The internet has stripped away a tremendous level of our privacy. Audio recordings, images and texts can be posted and distributed by anyone without much legal recourse, especially if it is posted anonymously. The recent Wikileak’s debacle has shown that no one, no matter how high profile, is protected from the all seeing internet.
Some may say this is a curse while others claim it to be a blessing.
Information privacy law
Information privacy laws cover the protection of information on private individuals from intentional or unintentional disclosure or misuse. The European Directive on Protection of Personal Data, released on July 25, 1995 was an attempt to unify the laws on data protection within the European Community.

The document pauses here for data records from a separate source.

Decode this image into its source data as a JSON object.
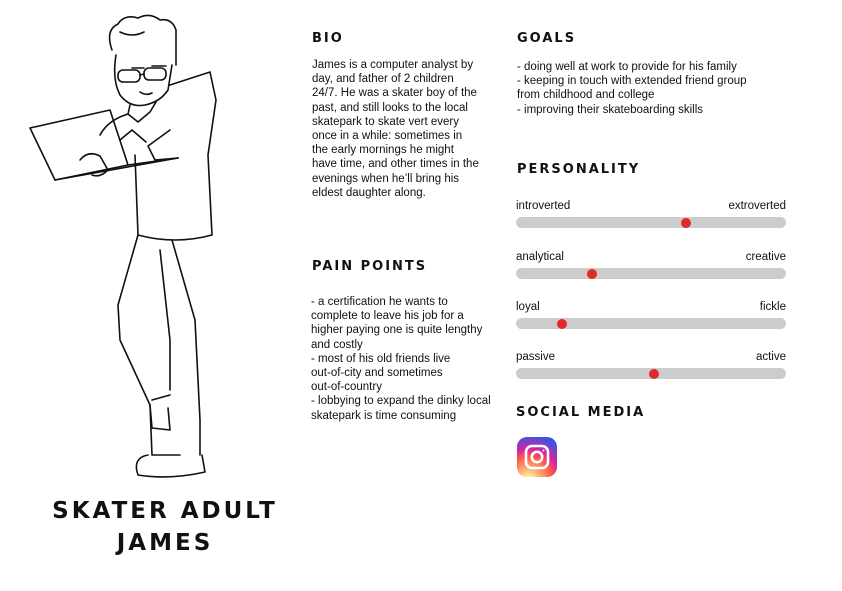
{
  "persona": {
    "name_line1": "SKATER ADULT",
    "name_line2": "JAMES"
  },
  "bio": {
    "heading": "BIO",
    "lines": [
      "James is a computer analyst by",
      "day, and father of 2 children",
      "24/7. He was a skater boy of the",
      "past, and still looks to the local",
      "skatepark to skate vert every",
      "once in a while: sometimes in",
      "the early mornings he might",
      "have time, and other times in the",
      "evenings when he’ll bring his",
      "eldest daughter along."
    ]
  },
  "pain_points": {
    "heading": "PAIN POINTS",
    "lines": [
      "- a certification he wants to",
      "complete to leave his job for a",
      "higher paying one is quite lengthy",
      "and costly",
      "- most of his old friends live",
      "out-of-city and sometimes",
      "out-of-country",
      "- lobbying to expand the dinky local",
      "skatepark is time consuming"
    ]
  },
  "goals": {
    "heading": "GOALS",
    "lines": [
      "- doing well at work to provide for his family",
      "- keeping in touch with extended friend group",
      "from childhood and college",
      "- improving their skateboarding skills"
    ]
  },
  "personality": {
    "heading": "PERSONALITY",
    "scales": [
      {
        "left": "introverted",
        "right": "extroverted",
        "value": 0.63
      },
      {
        "left": "analytical",
        "right": "creative",
        "value": 0.28
      },
      {
        "left": "loyal",
        "right": "fickle",
        "value": 0.17
      },
      {
        "left": "passive",
        "right": "active",
        "value": 0.51
      }
    ],
    "knob_color": "#e02a2a",
    "track_color": "#cccccc"
  },
  "social": {
    "heading": "SOCIAL MEDIA",
    "icons": [
      "instagram-icon"
    ]
  }
}
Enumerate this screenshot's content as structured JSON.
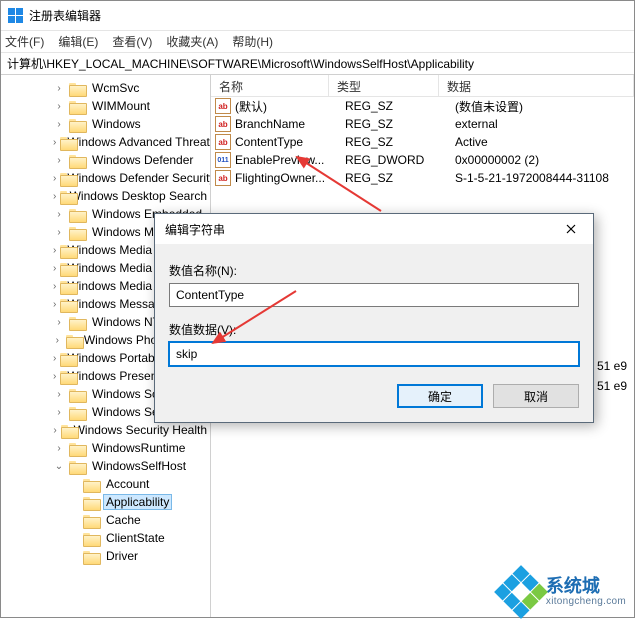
{
  "window": {
    "title": "注册表编辑器"
  },
  "menu": {
    "file": "文件(F)",
    "edit": "编辑(E)",
    "view": "查看(V)",
    "favorites": "收藏夹(A)",
    "help": "帮助(H)"
  },
  "address": "计算机\\HKEY_LOCAL_MACHINE\\SOFTWARE\\Microsoft\\WindowsSelfHost\\Applicability",
  "columns": {
    "name": "名称",
    "type": "类型",
    "data": "数据"
  },
  "tree": {
    "items": [
      {
        "label": "WcmSvc",
        "depth": 1,
        "exp": ">"
      },
      {
        "label": "WIMMount",
        "depth": 1,
        "exp": ">"
      },
      {
        "label": "Windows",
        "depth": 1,
        "exp": ">"
      },
      {
        "label": "Windows Advanced Threat Protection",
        "depth": 1,
        "exp": ">"
      },
      {
        "label": "Windows Defender",
        "depth": 1,
        "exp": ">"
      },
      {
        "label": "Windows Defender Security Center",
        "depth": 1,
        "exp": ">"
      },
      {
        "label": "Windows Desktop Search",
        "depth": 1,
        "exp": ">"
      },
      {
        "label": "Windows Embedded",
        "depth": 1,
        "exp": ">"
      },
      {
        "label": "Windows Mail",
        "depth": 1,
        "exp": ">"
      },
      {
        "label": "Windows Media Device Manager",
        "depth": 1,
        "exp": ">"
      },
      {
        "label": "Windows Media Foundation",
        "depth": 1,
        "exp": ">"
      },
      {
        "label": "Windows Media Player NSS",
        "depth": 1,
        "exp": ">"
      },
      {
        "label": "Windows Messaging Subsystem",
        "depth": 1,
        "exp": ">"
      },
      {
        "label": "Windows NT",
        "depth": 1,
        "exp": ">"
      },
      {
        "label": "Windows Photo Viewer",
        "depth": 1,
        "exp": ">"
      },
      {
        "label": "Windows Portable Devices",
        "depth": 1,
        "exp": ">"
      },
      {
        "label": "Windows Presentation Foundation",
        "depth": 1,
        "exp": ">"
      },
      {
        "label": "Windows Script Host",
        "depth": 1,
        "exp": ">"
      },
      {
        "label": "Windows Search",
        "depth": 1,
        "exp": ">"
      },
      {
        "label": "Windows Security Health",
        "depth": 1,
        "exp": ">"
      },
      {
        "label": "WindowsRuntime",
        "depth": 1,
        "exp": ">"
      },
      {
        "label": "WindowsSelfHost",
        "depth": 1,
        "exp": "v"
      },
      {
        "label": "Account",
        "depth": 2,
        "exp": ""
      },
      {
        "label": "Applicability",
        "depth": 2,
        "exp": "",
        "selected": true
      },
      {
        "label": "Cache",
        "depth": 2,
        "exp": ""
      },
      {
        "label": "ClientState",
        "depth": 2,
        "exp": ""
      },
      {
        "label": "Driver",
        "depth": 2,
        "exp": ""
      }
    ]
  },
  "values": [
    {
      "icon": "str",
      "name": "(默认)",
      "type": "REG_SZ",
      "data": "(数值未设置)"
    },
    {
      "icon": "str",
      "name": "BranchName",
      "type": "REG_SZ",
      "data": "external"
    },
    {
      "icon": "str",
      "name": "ContentType",
      "type": "REG_SZ",
      "data": "Active"
    },
    {
      "icon": "bin",
      "name": "EnablePreview...",
      "type": "REG_DWORD",
      "data": "0x00000002 (2)"
    },
    {
      "icon": "str",
      "name": "FlightingOwner...",
      "type": "REG_SZ",
      "data": "S-1-5-21-1972008444-31108"
    }
  ],
  "dialog": {
    "title": "编辑字符串",
    "nameLabel": "数值名称(N):",
    "nameValue": "ContentType",
    "dataLabel": "数值数据(V):",
    "dataValue": "skip",
    "ok": "确定",
    "cancel": "取消"
  },
  "fragments": {
    "a": "51 e9",
    "b": "51 e9"
  },
  "watermark": {
    "text": "系统城",
    "url": "xitongcheng.com"
  }
}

As a result, customers of international organizations such as Amazon and eBay in the EU have the ability to review and delete information, while Americans do not. In the United States the equivalent guiding philosophy is the Code of Fair Information Practice (FIP). This was developed by the Office of Technology Assessment in response to concerns about the potential for electronic surveillance.The difference in language here is important: in the United States the debate is about privacy where in the European Community the debate is on data protection. Moving the debate from privacy to data protection is seen by some philosophers as a mechanism for moving forward in the practical realm while not requiring agreement on fundamental questions about the nature of privacy.
The basic principles of data protection in the EU are:
- For all data collected there should be a stated purpose
- Information collected by an individual cannot be disclosed to other organizations of individuals unless authorized by law or by consent of the individual.
- Records kept on an individual should be accurate and up to date.
- There should be mechanisms for individuals to review data about them, to ensure accuracy. This may include periodic reporting.
- Data should be deleted when it is no longer needed for the stated purpose.
- Transmission of personal information to locations where "equivalent" personal data protection cannot be assured is prohibited.
- Some data is too sensitive to be collected, unless there are extreme circumstances (e.g., sexual orientation, religion)
Because of this, in theory the transfer of personal information from the EU to the US is prohibited when equivalent privacy protection is not in place in the US. In practice, data is transmitted from the EU to the US, India and other data havens. What is required is that the non-EU organization have a data protection or privacy policy. American companies that would work with EU data must comply with the Safe Harbour framework. The core principles of data protected are limited collection, consent of the subject, accuracy, integrity, security, subject right of review and deletion.